Am A310 MRTT wird noch einmal nachgetankt

Um 13:15 Uhr erreicht unsere Two-Ship den Tanker. Außerhalb der Reichweite der gegnerischen Jagdmaschinen werden wir betankt. Da wir momentan die einzigen am Tanker sind, können wir uns gleichzeitig an die Flügelenden hängen. Allerdings haben wir mit einigen Turbolenzen zu kämpfen, ich benötige mehrere Anflüge, bis ich den Basket sauber treffe. Die Hydraulik hat meinen Tankstutzen fest umklammert und schon fließt das Kerosin.

Mit rund 400 Kilogramm Kerosin pro Minute füllen sich meine Tanks. Nach sieben Minuten ist der Tankvorgang beendet. (Quelle: Luftwaffe/Franz Männling)

 

Die Füllstände meiner Tanks lasse ich mir auf dem rechten Monitor anzeigen. Meine Außentanks waren schon zur Hälfte geleert. Diese füllen sich jetzt mit annähernd 400 Kilogramm pro Minute. Nach sieben Minuten ist der Tankvorgang abgeschlossen. Wir koppeln kurz nacheinander ab, steigen über den Tanker und nehmen Kurs auf unsere Holding-Area. In diesem Verfügungsraum werden wir, quasi im Standgas, abwarten, bis alle Luftfahrzeuge nochmal nachgetankt und damit genügend Sprit für die anstehende Mission gebunkert haben.

Wenige Minuten später meldet sich MAGIC. Unser Lagebild bekommt von ihm Updates. Denn auch Rot-Land hat unsere Aktivitäten erkannt und die Bereitschaftsstufen erhöht. Einige gegnerische Jagdflugzeuge bewegen sich bereits in deren Verfügungsräumen. Auch spielt uns MAGIC die bodengebundenen Raketenstellungen ein. Sogar deren Reichweite wird mir jetzt im Monitor eingeblendet. So kann ich vor dem Einfliegen in den Luftraum von Rot-Land Korridore identifizieren, in denen ich keiner Boden-Luft-Gefährdung ausgesetzt bin. Trotz des gesamten Szenarios ein gutes Gefühl. Unser Fliegerleitoffizier heißt nicht umsonst MAGIC.

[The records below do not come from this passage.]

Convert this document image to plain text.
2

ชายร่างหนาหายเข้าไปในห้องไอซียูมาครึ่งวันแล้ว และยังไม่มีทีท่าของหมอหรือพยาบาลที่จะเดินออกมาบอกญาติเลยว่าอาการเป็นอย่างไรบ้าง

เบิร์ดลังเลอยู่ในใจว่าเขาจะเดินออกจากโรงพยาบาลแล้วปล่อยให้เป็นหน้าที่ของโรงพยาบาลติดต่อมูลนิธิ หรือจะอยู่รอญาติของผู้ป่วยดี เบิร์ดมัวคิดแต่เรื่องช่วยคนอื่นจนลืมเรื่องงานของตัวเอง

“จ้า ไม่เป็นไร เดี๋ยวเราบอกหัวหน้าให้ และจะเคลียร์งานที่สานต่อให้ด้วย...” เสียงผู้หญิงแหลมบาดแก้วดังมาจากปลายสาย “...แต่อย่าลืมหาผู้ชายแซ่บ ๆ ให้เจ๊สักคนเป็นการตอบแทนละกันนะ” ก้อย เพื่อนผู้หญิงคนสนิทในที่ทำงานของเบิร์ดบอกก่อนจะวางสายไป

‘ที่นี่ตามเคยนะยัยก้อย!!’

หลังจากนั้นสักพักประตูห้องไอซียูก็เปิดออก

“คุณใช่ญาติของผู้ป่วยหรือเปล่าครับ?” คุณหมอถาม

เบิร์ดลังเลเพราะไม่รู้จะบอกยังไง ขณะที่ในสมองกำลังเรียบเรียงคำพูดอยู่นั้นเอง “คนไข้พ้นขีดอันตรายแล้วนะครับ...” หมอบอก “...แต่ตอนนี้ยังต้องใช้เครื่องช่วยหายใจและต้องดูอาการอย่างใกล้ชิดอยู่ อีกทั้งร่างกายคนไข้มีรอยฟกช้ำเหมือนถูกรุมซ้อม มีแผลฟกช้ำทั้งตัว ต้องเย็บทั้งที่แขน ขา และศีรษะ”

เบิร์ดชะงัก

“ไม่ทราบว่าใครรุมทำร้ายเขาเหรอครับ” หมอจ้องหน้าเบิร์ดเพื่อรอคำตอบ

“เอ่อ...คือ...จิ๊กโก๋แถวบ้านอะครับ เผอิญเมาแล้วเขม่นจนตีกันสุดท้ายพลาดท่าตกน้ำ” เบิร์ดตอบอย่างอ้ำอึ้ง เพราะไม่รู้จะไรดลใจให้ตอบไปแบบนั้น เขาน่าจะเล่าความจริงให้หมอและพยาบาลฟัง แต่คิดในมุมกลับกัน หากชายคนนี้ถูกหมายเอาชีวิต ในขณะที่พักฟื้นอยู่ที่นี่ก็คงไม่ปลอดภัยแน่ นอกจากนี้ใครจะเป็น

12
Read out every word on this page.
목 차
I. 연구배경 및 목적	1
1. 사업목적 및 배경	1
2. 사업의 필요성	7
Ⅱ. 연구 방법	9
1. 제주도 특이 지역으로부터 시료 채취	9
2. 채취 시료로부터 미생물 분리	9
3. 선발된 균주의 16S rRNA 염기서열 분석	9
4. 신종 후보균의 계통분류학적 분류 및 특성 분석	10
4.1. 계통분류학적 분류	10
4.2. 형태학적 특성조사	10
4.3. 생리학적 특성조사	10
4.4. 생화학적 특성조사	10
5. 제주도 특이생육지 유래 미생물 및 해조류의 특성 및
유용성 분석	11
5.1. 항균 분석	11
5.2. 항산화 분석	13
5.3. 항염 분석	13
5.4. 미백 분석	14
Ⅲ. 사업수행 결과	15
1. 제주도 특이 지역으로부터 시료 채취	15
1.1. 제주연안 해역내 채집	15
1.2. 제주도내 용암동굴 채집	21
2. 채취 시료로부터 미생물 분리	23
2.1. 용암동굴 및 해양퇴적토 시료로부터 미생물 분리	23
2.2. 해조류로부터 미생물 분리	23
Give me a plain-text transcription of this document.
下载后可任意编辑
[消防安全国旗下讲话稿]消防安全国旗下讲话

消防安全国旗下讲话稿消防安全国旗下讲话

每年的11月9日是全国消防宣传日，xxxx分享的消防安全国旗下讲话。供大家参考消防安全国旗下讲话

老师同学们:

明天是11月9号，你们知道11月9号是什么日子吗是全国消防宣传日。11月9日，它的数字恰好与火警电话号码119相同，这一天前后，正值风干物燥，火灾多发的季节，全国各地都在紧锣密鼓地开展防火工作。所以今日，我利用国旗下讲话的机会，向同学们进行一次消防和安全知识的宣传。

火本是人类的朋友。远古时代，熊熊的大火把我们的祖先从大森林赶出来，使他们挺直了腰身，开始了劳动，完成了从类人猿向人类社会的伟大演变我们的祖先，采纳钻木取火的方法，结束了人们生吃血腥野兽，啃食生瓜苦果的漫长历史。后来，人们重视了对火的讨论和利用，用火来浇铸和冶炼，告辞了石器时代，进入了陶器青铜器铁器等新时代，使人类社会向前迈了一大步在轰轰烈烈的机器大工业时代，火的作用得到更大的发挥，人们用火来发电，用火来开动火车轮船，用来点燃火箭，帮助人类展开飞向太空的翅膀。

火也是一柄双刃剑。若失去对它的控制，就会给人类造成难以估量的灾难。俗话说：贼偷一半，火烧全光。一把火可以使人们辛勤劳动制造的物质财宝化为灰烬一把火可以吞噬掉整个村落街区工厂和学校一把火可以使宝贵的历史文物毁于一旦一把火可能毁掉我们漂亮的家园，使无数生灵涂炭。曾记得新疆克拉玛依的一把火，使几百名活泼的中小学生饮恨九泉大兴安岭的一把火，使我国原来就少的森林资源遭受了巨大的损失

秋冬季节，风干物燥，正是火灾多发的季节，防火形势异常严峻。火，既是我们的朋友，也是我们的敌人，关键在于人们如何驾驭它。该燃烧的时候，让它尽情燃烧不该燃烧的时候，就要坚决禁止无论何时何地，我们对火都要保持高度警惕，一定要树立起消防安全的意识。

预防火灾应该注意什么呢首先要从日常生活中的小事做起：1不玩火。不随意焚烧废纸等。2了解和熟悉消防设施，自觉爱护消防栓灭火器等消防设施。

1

Die SOF-Air-Kräfte haben nun Geleitschutz

13:40 Uhr erhalte ich über (den Daten-)Link 16 eine Information. Ähnlich einer SMS wird mir der A-400M zugewiesen, den ich mit meinem Flügelmann beschützen soll. Der A-400M mit den Fallschirmjägern an Bord hat das Rufzeichen LIFTER. Nur drei Minuten später habe ich auf unserer zweiten Radiofrequenz den ersten Funkkontakt direkt zu ihm. Die errechnete Abfangzeit beträgt acht Minuten. Ich überprüfe meine Position und erkenne sofort, dass ich zu früh bei LIFTER sein werde. Also drehe ich noch zwei Runden und nähere mich ihm dann. Der Geleitschutz beginnt.

 

Zu zweit begleiten wir den A-400M mit den SOF-Air-Kräften und bringen sie sicher zum Ziel. (Quelle: Luftwaffe/Franz Männling)

Mittlerweile bin ich sehr angespannt. Ich muss meine Frequenz ändern. Ich drehe an meinem Radio – sicher, diesen routinemäßigen Handgriff richtig gemacht zu haben. Plötzlich erklingt eine Stimme in meinem Kopfhörer, die nicht von meinem Flügelmann stammt. Die Stimme ist von Bertl. Er ermahnt mich, dass ich gerade eine eingestufte Frequenz dem Gegner preisgegeben hätte.

Nun gut, es ist nichts passiert. Denn ich sitze im ASTA-Simulator. Bertl ist einer der drei Instruktoren, die an der Konsole meine Arbeit im Cockpit verfolgen und bewerten. Bertl hat dabei diverse Aufgaben. Er übernimmt die Aufgaben des Towers und des An- und Abflugradars am Flughafen in Bodø und ist dafür verantwortlich, dass das in der Flugvorbereitung durchgesprochene Drehbuch eingehalten wird. Außerdem unterstützt er Walter, der neben ihm an der Konsole sitzt. Walter sortiert den Luftraum, macht die Freund-Feind-Kennung, lässt diverse Jagdflugzeuge in Rot-Land starten. Mir war er bislang nur als MAGIC aus der AWACS bekannt.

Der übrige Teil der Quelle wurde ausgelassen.